El jueves voy a Ayala en metro. Voy distraído porque mi amigo Jorgito, lector habitual, me informa a través de WhatsApp de que ha roto con su novia. Salgo del vagón cavilando. Hay escaleras normales para subir y mecánicas para bajar. Comienzo el ascenso y miro hacia arriba. Veo a dos jóvenes en la parte alta de las escaleras mecánicas, uno al lado del otro. Creo que me estoy haciendo mayor y empiezan a asomar las manías. Quizás por eso lo de ponerse uno al lado del otro en las escaleras mecánicas me parece de mala educación. Me fijo en los jóvenes: una chica y un chico. No me da mucho tiempo, porque al instante el chico se mueve para ponerse delante de la chica y dejar el paso libre. Viene un señor con prisa y quiere pasar.
No pude regodearme en el gesto elegante porque el señor con prisa acapara mi atención. En torno a sesenta años, calvo, gafas, delgado, abrigo negro de paño y maletín. Va con prisa. Con mucha prisa. Tanta prisa que entra casi corriendo a las escaleras mecánicas y no apoya bien el pie. No se cae, sino que apoya el otro pie, aunque no consigue estabilizarse, así que da otro paso. Son cuatro o cinco pasos, todos mal, cada vez menos vertical y más horizontal.
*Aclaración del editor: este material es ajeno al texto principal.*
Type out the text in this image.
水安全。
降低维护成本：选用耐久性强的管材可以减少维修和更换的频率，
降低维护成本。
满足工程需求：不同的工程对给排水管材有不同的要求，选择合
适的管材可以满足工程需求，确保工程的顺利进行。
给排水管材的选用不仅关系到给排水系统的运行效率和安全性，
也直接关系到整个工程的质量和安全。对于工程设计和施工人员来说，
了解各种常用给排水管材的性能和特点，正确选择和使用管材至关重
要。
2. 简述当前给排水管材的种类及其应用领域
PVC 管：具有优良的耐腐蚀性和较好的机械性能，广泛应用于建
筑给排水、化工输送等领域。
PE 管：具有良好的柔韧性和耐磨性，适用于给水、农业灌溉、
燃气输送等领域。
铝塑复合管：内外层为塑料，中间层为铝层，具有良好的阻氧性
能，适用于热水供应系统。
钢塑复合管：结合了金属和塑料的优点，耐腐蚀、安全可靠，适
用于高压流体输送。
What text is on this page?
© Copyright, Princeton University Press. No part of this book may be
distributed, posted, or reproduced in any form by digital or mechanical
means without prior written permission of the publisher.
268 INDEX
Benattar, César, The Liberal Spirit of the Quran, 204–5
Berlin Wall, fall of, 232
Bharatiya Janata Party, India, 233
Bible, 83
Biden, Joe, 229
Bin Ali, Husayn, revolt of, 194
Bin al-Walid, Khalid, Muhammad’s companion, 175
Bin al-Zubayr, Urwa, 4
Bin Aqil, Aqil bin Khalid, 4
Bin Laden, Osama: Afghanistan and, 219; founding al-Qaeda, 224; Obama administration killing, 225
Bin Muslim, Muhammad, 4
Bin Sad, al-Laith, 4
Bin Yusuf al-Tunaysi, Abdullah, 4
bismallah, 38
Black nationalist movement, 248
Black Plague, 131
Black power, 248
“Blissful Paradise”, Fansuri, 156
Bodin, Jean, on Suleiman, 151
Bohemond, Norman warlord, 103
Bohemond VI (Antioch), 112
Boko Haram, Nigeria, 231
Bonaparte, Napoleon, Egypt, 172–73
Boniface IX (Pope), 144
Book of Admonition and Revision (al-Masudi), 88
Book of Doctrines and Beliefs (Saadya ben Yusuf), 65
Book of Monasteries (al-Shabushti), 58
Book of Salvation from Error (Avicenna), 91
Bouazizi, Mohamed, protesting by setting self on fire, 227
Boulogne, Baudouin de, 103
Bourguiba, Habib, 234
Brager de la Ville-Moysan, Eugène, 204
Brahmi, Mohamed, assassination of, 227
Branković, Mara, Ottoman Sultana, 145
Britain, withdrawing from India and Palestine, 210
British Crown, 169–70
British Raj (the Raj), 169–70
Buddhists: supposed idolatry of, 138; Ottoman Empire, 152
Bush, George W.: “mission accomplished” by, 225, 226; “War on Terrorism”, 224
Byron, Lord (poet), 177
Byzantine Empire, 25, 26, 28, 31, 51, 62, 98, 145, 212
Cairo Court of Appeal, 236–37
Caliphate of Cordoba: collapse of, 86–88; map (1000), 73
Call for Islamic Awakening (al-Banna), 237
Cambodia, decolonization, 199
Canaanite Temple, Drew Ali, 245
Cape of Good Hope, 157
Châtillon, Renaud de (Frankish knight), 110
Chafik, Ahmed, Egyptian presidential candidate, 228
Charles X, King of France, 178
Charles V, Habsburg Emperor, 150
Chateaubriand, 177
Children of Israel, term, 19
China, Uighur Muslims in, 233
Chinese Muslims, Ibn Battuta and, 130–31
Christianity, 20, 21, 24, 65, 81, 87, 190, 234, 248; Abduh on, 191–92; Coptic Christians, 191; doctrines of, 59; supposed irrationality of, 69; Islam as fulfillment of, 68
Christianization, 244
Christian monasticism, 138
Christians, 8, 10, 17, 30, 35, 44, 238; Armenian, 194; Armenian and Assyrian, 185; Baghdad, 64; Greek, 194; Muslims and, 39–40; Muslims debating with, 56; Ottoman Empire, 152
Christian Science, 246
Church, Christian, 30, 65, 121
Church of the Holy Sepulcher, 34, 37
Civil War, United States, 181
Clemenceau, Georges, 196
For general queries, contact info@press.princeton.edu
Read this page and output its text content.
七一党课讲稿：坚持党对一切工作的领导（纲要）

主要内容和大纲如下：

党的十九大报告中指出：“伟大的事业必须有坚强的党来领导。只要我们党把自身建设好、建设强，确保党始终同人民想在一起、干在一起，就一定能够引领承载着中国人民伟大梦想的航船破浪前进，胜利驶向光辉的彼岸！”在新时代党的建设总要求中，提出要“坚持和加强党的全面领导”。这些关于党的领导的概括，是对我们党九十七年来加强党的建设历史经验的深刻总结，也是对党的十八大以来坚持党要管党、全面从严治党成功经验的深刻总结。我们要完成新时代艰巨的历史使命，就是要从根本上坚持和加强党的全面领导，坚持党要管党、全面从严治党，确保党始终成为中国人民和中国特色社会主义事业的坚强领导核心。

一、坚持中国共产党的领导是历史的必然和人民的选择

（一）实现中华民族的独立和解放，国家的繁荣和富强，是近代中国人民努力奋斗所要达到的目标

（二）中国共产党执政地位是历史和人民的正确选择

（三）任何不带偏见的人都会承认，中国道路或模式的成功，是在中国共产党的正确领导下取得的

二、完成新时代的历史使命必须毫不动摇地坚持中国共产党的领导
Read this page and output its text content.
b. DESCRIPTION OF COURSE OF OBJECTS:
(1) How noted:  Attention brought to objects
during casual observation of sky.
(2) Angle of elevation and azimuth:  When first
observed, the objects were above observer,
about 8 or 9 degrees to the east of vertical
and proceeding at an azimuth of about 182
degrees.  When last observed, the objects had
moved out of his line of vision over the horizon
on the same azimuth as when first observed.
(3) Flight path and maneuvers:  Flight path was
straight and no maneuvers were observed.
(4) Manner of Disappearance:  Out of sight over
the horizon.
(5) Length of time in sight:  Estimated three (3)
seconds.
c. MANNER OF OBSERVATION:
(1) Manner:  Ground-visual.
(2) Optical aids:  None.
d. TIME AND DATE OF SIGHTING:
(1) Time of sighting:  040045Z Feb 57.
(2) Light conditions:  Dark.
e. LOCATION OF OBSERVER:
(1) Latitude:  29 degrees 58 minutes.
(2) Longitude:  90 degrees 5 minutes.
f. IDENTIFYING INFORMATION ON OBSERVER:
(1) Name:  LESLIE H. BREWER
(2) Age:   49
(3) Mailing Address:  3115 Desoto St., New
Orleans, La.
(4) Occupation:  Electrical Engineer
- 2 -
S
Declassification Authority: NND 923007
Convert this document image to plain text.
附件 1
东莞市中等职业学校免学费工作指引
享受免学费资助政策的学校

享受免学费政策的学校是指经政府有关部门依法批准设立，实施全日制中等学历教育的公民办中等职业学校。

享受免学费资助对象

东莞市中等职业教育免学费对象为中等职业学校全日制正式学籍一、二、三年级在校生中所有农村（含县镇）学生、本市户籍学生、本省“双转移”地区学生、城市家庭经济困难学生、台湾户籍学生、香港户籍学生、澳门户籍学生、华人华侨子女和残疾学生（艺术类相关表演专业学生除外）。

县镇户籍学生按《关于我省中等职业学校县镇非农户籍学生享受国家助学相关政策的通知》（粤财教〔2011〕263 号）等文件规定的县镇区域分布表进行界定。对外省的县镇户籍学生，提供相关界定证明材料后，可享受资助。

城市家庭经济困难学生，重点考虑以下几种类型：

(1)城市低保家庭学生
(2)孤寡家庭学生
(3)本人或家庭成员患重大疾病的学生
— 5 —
Cada vez más embalado.
A mí ya se me ha olvidado Jorgito, la falta de caballeros en el metro de Madrid y cualquier preocupación viendo al señor precipitarse hacia abajo. A todo esto, el señor ya está a mí altura. Así que doy un paso hacia las escaleras mecánicas, estiro el brazo y le agarro del abrigo. Lo siguiente es que el señor se queda colgando de mi brazo. La alegría dura un segundo, porque las escaleras mecánicas siguen bajando y yo con ellas. Pierdo pie y me quedo colgando con la cintura apoyada en el pasamanos y el señor bien agarrado con los dos brazos. Así bajamos los dos unos cuantos metros más. Hasta que alguien detiene las escaleras mecánicas. Me afianzo en el suelo y ayudo al señor a recuperar la compostura.
El señor me mira, sonríe y me dice: «Oye, todo un héroe». Yo no digo nada. No me sale. Debe ser la adrenalina. Le doy un apretón de manos y me voy de allí. Siento que la gente nos está mirando. También percibo que se me va hinchando el pecho. ¿Spiderman, Batman, Dimas? ¿Seré un superhéroe y no lo sabía? Por el camino a Ayala mando un audio contando la historia. Luego me encuentro con Paula, que también va a la adoración, y se lo cuento también.
Llegamos a Ayala. Intento rezar, pero no paro de repasar el suceso. De repente se me ocurre que es una buena imagen de mi vida. Yo soy igualito al señor mayor: tropiezo todo el rato y me tambaleo a punto de estamparme, pero Dios me agarra y evita que me desnuque. Encima, la mayoría de las veces, ni me entero. Porque Él no va pregonándolo. Eso no quita que, en el bar, cuente la historia otras cuatro veces de grupito en grupito. Algunos se escapan sin escucharla. Pero no pasa nada, para eso escribo en este espacio.